To Andrew Bolt
What a condescending twat you are. You, who have no qualifications and no experience outside being a media whore, dare to criticise two admirable women, who are far more educated, credible and informative than you, just because they are speaking out.
For the vast majority of you who will not be aware of the Dolt’s latest offering, he wrote an article in the Telegraph titled “Fledgling Pundit is in over her headscarf.”
It begins…
“Why does the ABC hire and promote Muslim women in headscarfs, but not ones with hair free? And why is it exploiting Yasmin Abdel-Magied, who is surely too young for this?”
He suggests that Susan Carland and Yasmin Abdel-Magied are “vocal apologists for Islam and dress as identifiably Muslim, covering their hair in elaborate scarfs and turbans.”
“It seems to me like the ABC is using Carland and Abdel-Magied to proselytise for Islam – and for a conservative version. After all, in my view neither is particularly good as a presenter, yet is has showered both with opportunities.
But is the ABC unfairly exploiting Abdel-Magied to push its agenda? She is only 26. At that age, I’d just worked on a Labor election campaign and was about to start another. I was passionately for legal euthanasia.
Since then, with time, thought, and sometimes hard experience, I’ve changed those sympathies.
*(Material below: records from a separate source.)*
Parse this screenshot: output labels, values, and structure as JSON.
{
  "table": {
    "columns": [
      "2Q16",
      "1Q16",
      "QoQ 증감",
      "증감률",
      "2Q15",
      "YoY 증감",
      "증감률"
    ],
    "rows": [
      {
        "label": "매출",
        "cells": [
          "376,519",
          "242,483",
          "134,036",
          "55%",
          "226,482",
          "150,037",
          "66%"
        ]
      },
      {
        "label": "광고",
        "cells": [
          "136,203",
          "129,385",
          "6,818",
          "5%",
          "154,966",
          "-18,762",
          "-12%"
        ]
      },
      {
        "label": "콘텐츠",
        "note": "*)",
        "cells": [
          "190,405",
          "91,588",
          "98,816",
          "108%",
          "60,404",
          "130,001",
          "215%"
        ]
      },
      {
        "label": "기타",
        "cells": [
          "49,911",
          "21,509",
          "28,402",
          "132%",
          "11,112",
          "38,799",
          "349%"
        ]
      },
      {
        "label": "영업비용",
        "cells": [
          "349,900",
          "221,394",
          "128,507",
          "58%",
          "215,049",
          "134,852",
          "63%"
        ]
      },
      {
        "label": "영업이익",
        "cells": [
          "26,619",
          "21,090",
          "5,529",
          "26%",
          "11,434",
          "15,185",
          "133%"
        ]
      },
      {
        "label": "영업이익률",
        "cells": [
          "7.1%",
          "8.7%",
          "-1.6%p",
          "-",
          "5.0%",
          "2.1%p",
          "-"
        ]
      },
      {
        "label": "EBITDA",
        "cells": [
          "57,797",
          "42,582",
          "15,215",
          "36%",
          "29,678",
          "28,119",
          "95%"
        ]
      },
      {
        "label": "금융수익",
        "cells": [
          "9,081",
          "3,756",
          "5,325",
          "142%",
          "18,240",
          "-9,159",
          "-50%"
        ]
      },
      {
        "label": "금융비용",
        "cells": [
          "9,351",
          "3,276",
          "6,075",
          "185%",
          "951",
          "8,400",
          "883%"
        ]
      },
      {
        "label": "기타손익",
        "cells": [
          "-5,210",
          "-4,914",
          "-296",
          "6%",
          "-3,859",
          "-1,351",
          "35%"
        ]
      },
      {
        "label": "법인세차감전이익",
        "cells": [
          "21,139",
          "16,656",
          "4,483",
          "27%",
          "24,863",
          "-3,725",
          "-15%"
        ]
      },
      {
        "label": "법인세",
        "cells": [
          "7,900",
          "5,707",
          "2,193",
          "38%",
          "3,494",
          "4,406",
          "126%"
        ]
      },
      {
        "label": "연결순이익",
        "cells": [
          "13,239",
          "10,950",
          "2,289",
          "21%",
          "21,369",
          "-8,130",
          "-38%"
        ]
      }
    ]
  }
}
I’ve grown.
I expect Abdel-Magied will too.
Will she even keep believing in Islam, with its apparent Jew hatred, rants against unbelievers and tales of Mohammed riding a horse to heaven from the top of Temple Mount?
Maybe yes, maybe no. But a woman of only 26 should be free to change.
Abdel-Magied must know that all of this – the money, applause – might go if she renounced her faith or the symbol of her submission.”
Where to begin with that patronising, jealousy-laden, bunch of crap.
How do you know there are no Muslim women with hair free at the ABC?
Perhaps Muslim women have felt it necessary to seek a platform in the media to counter the irrational hatred that is being spread by people like you, Hanson and Lambie – to show that not all Muslims are machete-wielding terrorists and that not all Muslim women are subservient victims of patriarchal abuse.
To trivialise these women, to suggest they have only been employed because of their headgear, is exactly the same as when you suggested that people were given jobs because they were Aboriginal. I hope they are consulting their lawyers.
Susan Carland completed a Bachelor of Arts and Science at Monash University. Her Honours thesis looked at women’s access to the mosque.
Susan teaches gender studies, politics, and sociology at Monash University, with a special focus on Muslim women and Muslims in Australia. She received a scholarship to do her PhD in politics and sociology, looking at the way Western Muslim women fight sexism within their own traditions and communities.
In 2004, she was named Australian Muslim of the Year. Susan is also listed as one of the international ‘Muslim Leaders of Tomorrow’ by the UN Alliance of Civilisations. She is the co-creator of the Victorian Convert Support Service, and has managed the Islamic Council of Victoria’s youth wing, Grassroots.
In 2003, she gave the International Women’s Day address at Parliament House in Victoria. She has also spoken at Chatham House in London, the Muslim Professionals Forum in Malaysia, and has been a panelist for Issues Deliberation Australia, a public policy think-tank.
Yasmin Abdel-Magied attained a Bachelor of Engineering (Mechanical) from the University of Queensland in 2011, receiving First Class Honours. She was a member of the board of Queensland Museum from 2008 – 2012 and is currently an ambassador for the museum. In August 2011, she was appointed to the Council for Multicultural Australia. She was part of the organising committee for the 2014 G20 Summit in Brisbane. In November 2014, she became a board member of ChildFund Australia.
In November 2015, she was appointed to the board of directors of OurWatch, an organisation for the prevention of domestic violence. In October 2016 the ABC program Australia Wide was recommissioned and is now presented by Abdel-Magied. In 2016, she was named an academic fellow of Trinity College in the University of Melbourne. She is currently a member of the board of the Council for Australian-Arab Relations. and a director of Youth Without Borders.
In 2016 the Australian Department of Foreign Affairs and Trade (DFAT), sent Abdel-Magied to the Middle East to promote Australia. She visited Riyadh Saudi Arabia, Abu Dhabi UAE, Dubai UAE, Doha Qatar, Kuwait, Jordan, Ramallah Palestine, Israel, Cairo Egypt and Sudan.
Abdel-Magied was named as one of the Australian Financial Review’s 100 Women of Influence 2012. She was awarded Young Australian of the Year for Queensland in 2015. She was named in the top 100 most influential engineers in Australia by Engineers Australia in 2015.
But maybe she’ll grow up to be a pretentious puppet of the IPA just like you Andrew, a champion of ignorance and bigotry, a conservative pretender and paid mouthpiece for corporate greed and pious hypocrisy.
Somehow I doubt it though, These women have already contributed a great deal more to our country than you ever have or ever will.